Change-Id: If4d1eded5ed029d253f4f5efb2d80495fc3eac99
Signed-off-by: Louis Verhaard <louis.verhaard@arm.com>
diff --git a/ethosu/vela/pass_packing.py b/ethosu/vela/pass_packing.py
index 8e108db..7b69e35 100644
--- a/ethosu/vela/pass_packing.py
+++ b/ethosu/vela/pass_packing.py
@@ -381,12 +381,18 @@
                         input_set.add(input_tens)
 
         ordered_input_list = []
+        # Keep LUT-s in a separate list and add as inputs at the end
+        # to avoid that they would accidentally be assigned as ifm or ifm2
+        lut_list = []
         input_refcounts = collections.defaultdict(int)
         for op in ops_list:
             for inp in op.inputs:
                 if inp in input_set:
                     if input_refcounts[inp] == 0:
-                        ordered_input_list.append(inp)
+                        if inp.purpose == TensorPurpose.LUT:
+                            lut_list.append(inp)
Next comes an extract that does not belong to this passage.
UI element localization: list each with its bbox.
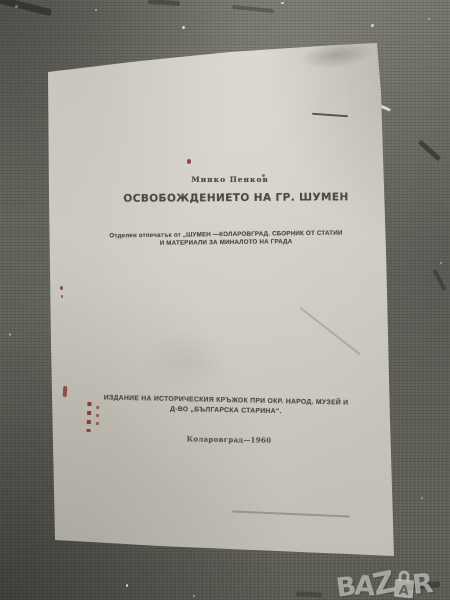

+                        else:
+                            ordered_input_list.append(inp)
                     input_refcounts[inp] += 1
 
         name = ops_list[0].name
@@ -416,6 +422,7 @@
         ps.weight_tensor = ps.get_primary_op_ifm_weights()[1]
         ps.scale_tensor = ps.get_primary_op_ifm_weights_biases_ofm()[2]
         ps.lut_tensor = ps.get_primary_op_lut()
+        ps.inputs.extend(lut_list)
 
         for op in ps.ops:
             op.scheduled_pass = ps